Da der rekombinante Faktor VIIa Spuren von Mausproteinen (maximal 1,2 ng/mg rFVIIa), Hamsterproteinen (maximal 19 ng BHK-Proteine/mg rFVIIa) oder Rinderproteinen (maximal 30 ng/mg rFVIIa) enthält, besteht die geringe Möglichkeit, dass ein mit NovoSeven behandelter Patient eine Hypersensibilität auf diese Proteine entwickeln könnte. In solchen Fällen sollte eine Behandlung mit Antihistaminika (i.v.) in Betracht gezogen werden. Falls allergische oder anaphylaktoide Reaktionen auftreten, muss die Gabe sofort abgebrochen werden. Im Falle eines Schocks ist die Standardtherapie für Schock anzuwenden. Patienten müssen über die frühen Anzeichen von Überempfindlichkeitsreaktionen informiert werden. Der Patient sollte angewiesen werden, die Anwendung des Produktes sofort abzubrechen und seinen Arzt zu kontaktieren, falls solche Symptome auftreten.

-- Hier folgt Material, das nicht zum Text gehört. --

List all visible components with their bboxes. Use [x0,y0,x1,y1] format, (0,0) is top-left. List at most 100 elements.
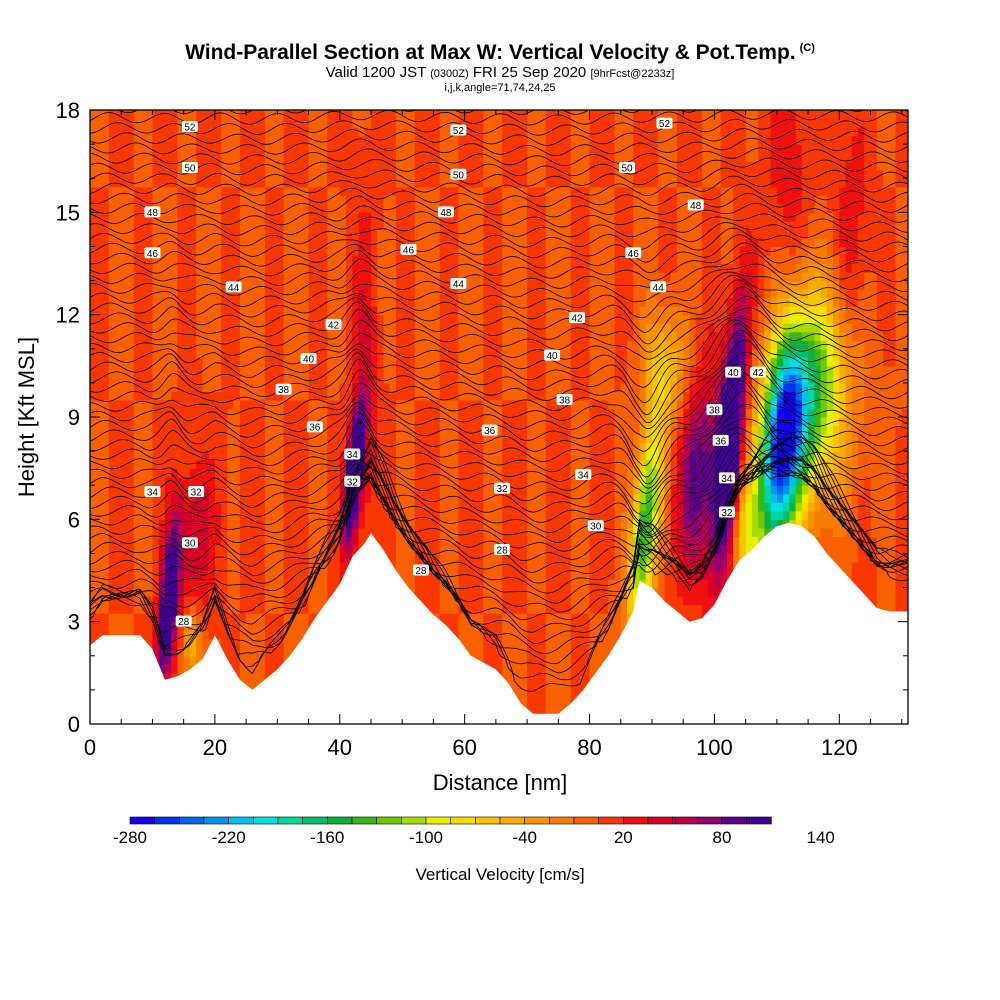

Die Behandlung mit NovoSeven sollte nur nach Rücksprache mit dem behandelnden Arzt erfolgen. Bei schweren Blutungen sollte NovoSeven vorzugsweise in Zentren verabreicht werden, in denen Erfahrungen in der Behandlung von hämophilen Patienten mit Hemmkörpern gegen Blutgerinnungsfaktor VIII oder IX vorliegen. Falls dies nicht möglich ist, sollte eine Anwendung von NovoSeven in enger Zusammenarbeit mit einem Arzt erfolgen, der Erfahrung in der Behandlung von Hämophilen besitzt.
Die Dauer der Selbstbehandlung sollte 24 Stunden nicht überschreiten.
Wenn die Blutung in dieser Zeit nicht unter Kontrolle gebracht werden kann, ist eine Hospitalisation erforderlich. Patienten bzw. das Pflegepersonal müssen den Arzt bzw. das Klinikpersonal so früh wie möglich über alle erfolgten Verabreichungen von NovoSeven informieren.
Thrombosen sind bei Faktor VII defizienten Patienten, die NovoSeven während einer Operation erhielten, berichtet worden. Das Thromboserisiko in Faktor VII defizienten Patienten, die mit NovoSeven® behandelt werden, ist jedoch unbekannt (siehe unter «Pharmakodynamik»).
Patienten mit Hämophilia A und B
Es gibt keine klinische Erfahrung mit der Gabe einer einzelnen Dosis von 270 µg pro kg Körpergewicht bei älteren Patienten.